高坂橋の約1.6キロ下流にあるのが大池橋。真室川町差首鍋の左岸・大池と右岸・大平の両集落を結び、住民同士の往来や交流、農産物の搬送に利用されてきた。老朽化したため下流側に新たな橋が造られており、2012年度中には開通する。
1935(昭和10)年ごろまでは、高坂橋と同様に丸太と柴を使った橋で、秋に住民総出で架設に当たった。流されないように丸太の端に穴を開け、フジづるや縄で岸につないだ。大平集落の佐藤豊安さん(78)は「大池に牛や馬の餌となる採草地があり、大平の住民たちがこの柴の橋を利用したものだ」と説明する。
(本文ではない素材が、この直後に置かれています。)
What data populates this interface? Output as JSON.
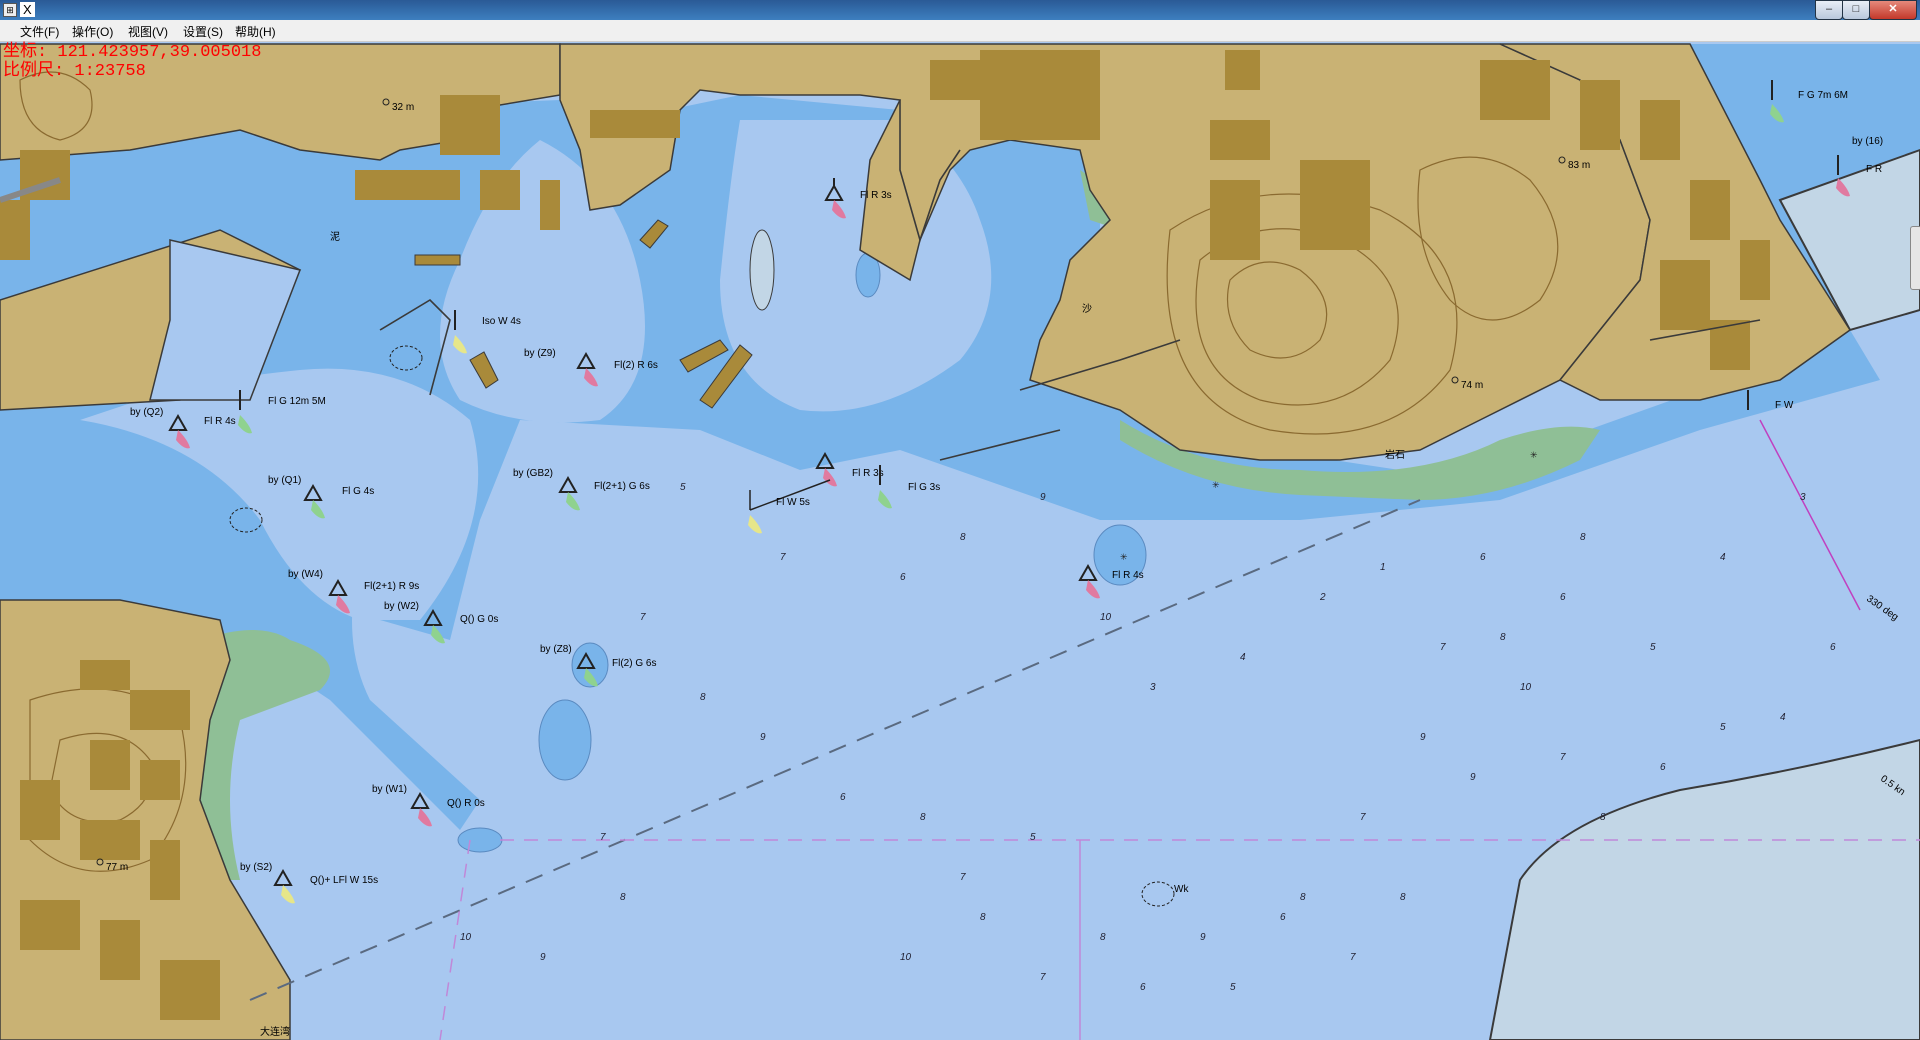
{
  "window": {
    "title": "X",
    "controls": {
      "minimize": "–",
      "maximize": "□",
      "close": "✕"
    }
  },
  "menu": [
    "文件(F)",
    "操作(O)",
    "视图(V)",
    "设置(S)",
    "帮助(H)"
  ],
  "status": {
    "coords": "坐标: 121.423957,39.005018",
    "scale": "比例尺: 1:23758"
  },
  "colors": {
    "land": "#c9b274",
    "built_up": "#a98a3a",
    "shallow_water": "#79b4ea",
    "deep_water": "#a8c8f0",
    "very_deep_water": "#c2d6e6",
    "intertidal": "#8fbf96",
    "contour": "#8a6a30",
    "coastline": "#3a3a3a"
  },
  "chart": {
    "nav_aids": [
      {
        "label": "Fl R 3s"
      },
      {
        "label": "Fl R 3s"
      },
      {
        "label": "Fl G 3s"
      },
      {
        "label": "Fl W 5s"
      },
      {
        "label": "Fl R 4s"
      },
      {
        "label": "Fl G 4s"
      },
      {
        "label": "Fl(2+1) R 9s"
      },
      {
        "label": "Fl(2+1) G 6s"
      },
      {
        "label": "Fl(2) R 6s"
      },
      {
        "label": "Fl(2) G 6s"
      },
      {
        "label": "Q() R 0s"
      },
      {
        "label": "Q() G 0s"
      },
      {
        "label": "Q()+ LFl W 15s"
      },
      {
        "label": "Iso W 4s"
      },
      {
        "label": "Fl G 12m 5M"
      },
      {
        "label": "Fl R 4s"
      },
      {
        "label": "F G 7m 6M"
      },
      {
        "label": "F W"
      },
      {
        "label": "F R"
      }
    ],
    "buoy_names": [
      "by (Q2)",
      "by (Q1)",
      "by (W4)",
      "by (W2)",
      "by (GB2)",
      "by (Z8)",
      "by (Z9)",
      "by (W1)",
      "by (S2)",
      "by (16)"
    ],
    "heights": [
      "32 m",
      "83 m",
      "74 m",
      "77 m"
    ],
    "notes": [
      "330 deg",
      "0.5 kn",
      "Wk",
      "泥",
      "沙",
      "岩石",
      "大连湾"
    ],
    "soundings": [
      "5",
      "7",
      "6",
      "8",
      "9",
      "10",
      "3",
      "4",
      "2",
      "1",
      "7",
      "8",
      "6",
      "5",
      "4",
      "3",
      "7",
      "8",
      "9",
      "6",
      "8",
      "7",
      "5",
      "8",
      "9",
      "6",
      "7",
      "8",
      "9",
      "10",
      "7",
      "8",
      "6",
      "5",
      "4",
      "6",
      "7",
      "8",
      "9",
      "10",
      "10",
      "8",
      "7",
      "6",
      "5",
      "8",
      "7",
      "9",
      "6",
      "8"
    ]
  }
}
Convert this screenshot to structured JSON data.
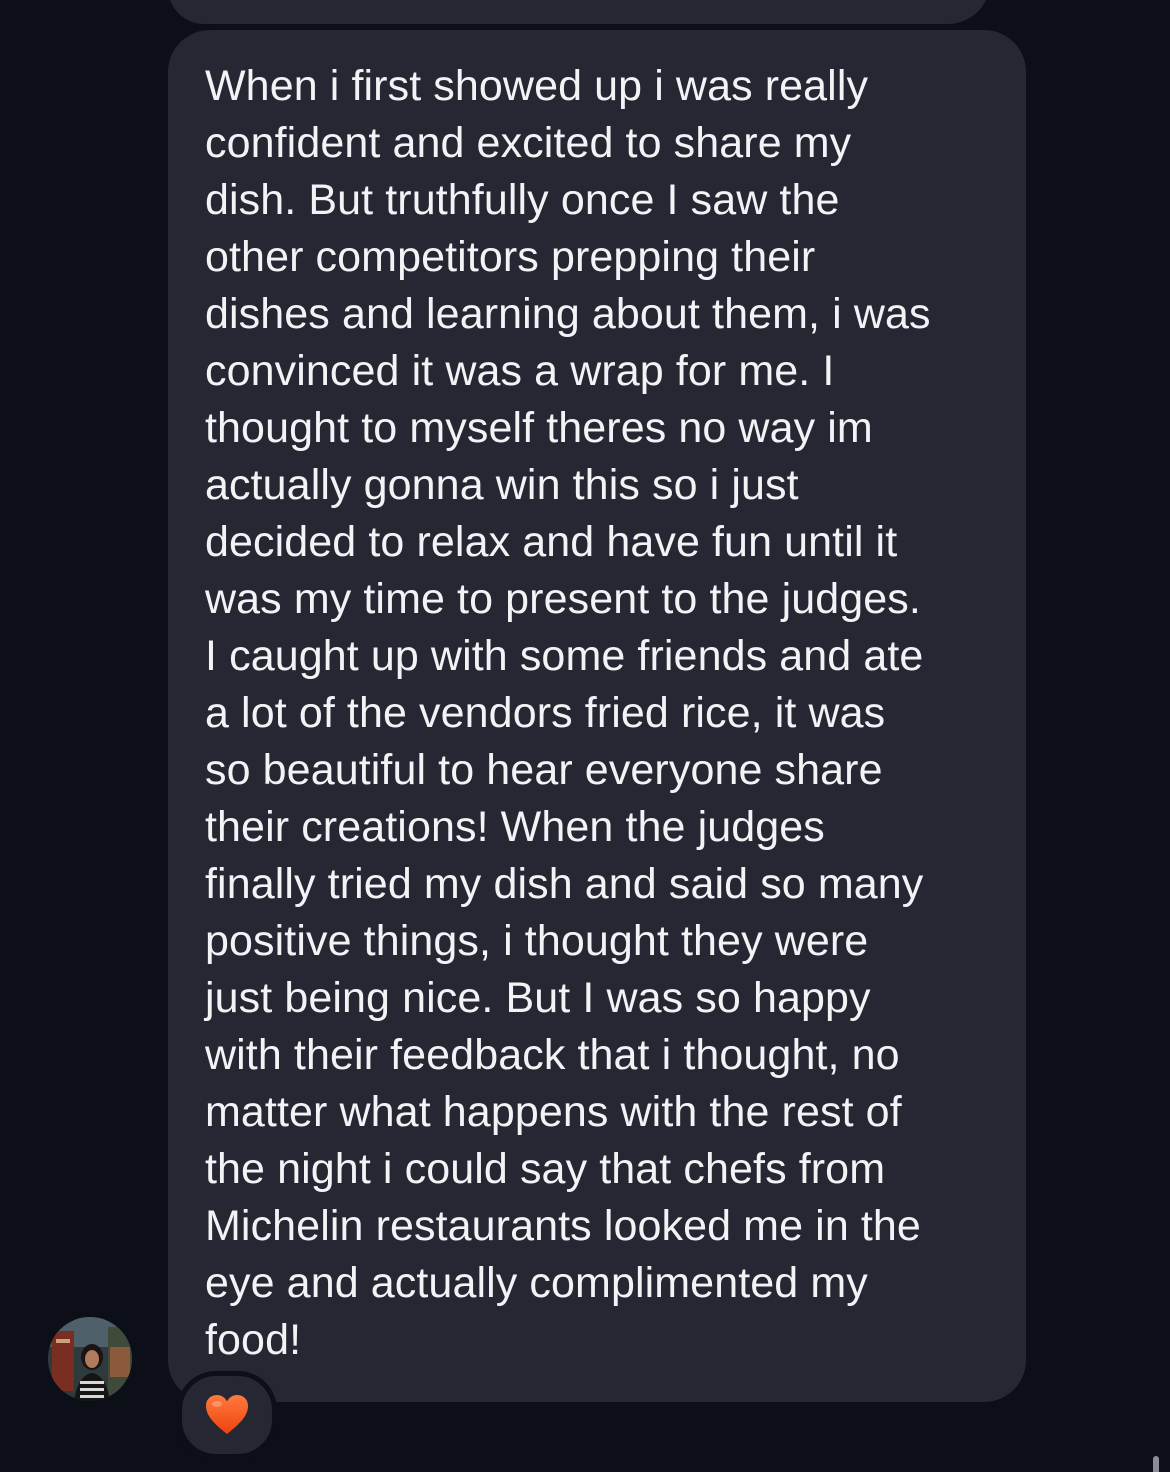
{
  "conversation": {
    "message": {
      "lines": [
        "When i first showed up i was really",
        "confident and excited to share my",
        "dish. But truthfully once I saw the",
        "other competitors prepping their",
        "dishes and learning about them, i was",
        "convinced it was a wrap for me. I",
        "thought to myself theres no way im",
        "actually gonna win this so i just",
        "decided to relax and have fun until it",
        "was my time to present to the judges.",
        "I caught up with some friends and ate",
        "a lot of the vendors fried rice, it was",
        "so beautiful to hear everyone share",
        "their creations! When the judges",
        "finally tried my dish and said so many",
        "positive things, i thought they were",
        "just being nice. But I was so happy",
        "with their feedback that i thought, no",
        "matter what happens with the rest of",
        "the night i could say that chefs from",
        "Michelin restaurants looked me in the",
        "eye and actually complimented my",
        "food!"
      ],
      "reaction": "❤️",
      "reaction_icon": "orange-heart-icon",
      "sender_avatar_icon": "avatar-photo"
    }
  },
  "colors": {
    "background": "#0c0f18",
    "bubble": "#252833",
    "text": "#f2f3f5",
    "heart": "#ff5a1f"
  }
}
その後架けられたのがつり橋。橋近くの高橋信一さん(80)は「子どものころ、つり橋を渡っている最中、飛ばされそうになったことも何度かあった」と苦笑する。木材を運ぶため木橋から頑丈な鋼橋(長さ68.5メートル、幅4.2メートル)になったのが70(昭和45)年。「作業員10人ほどが、半年近く自宅隣の小屋を借りて工事に携わった」と高橋さん。
15メートル下流で新しい大池橋(長さ71メートル、幅6メートル)の建設が進む。佐藤さんは「JR釜渕駅への近道だったのが、大池橋を渡って山越えするルート。両集落にとってはなくてはならない橋だった」と振り返った。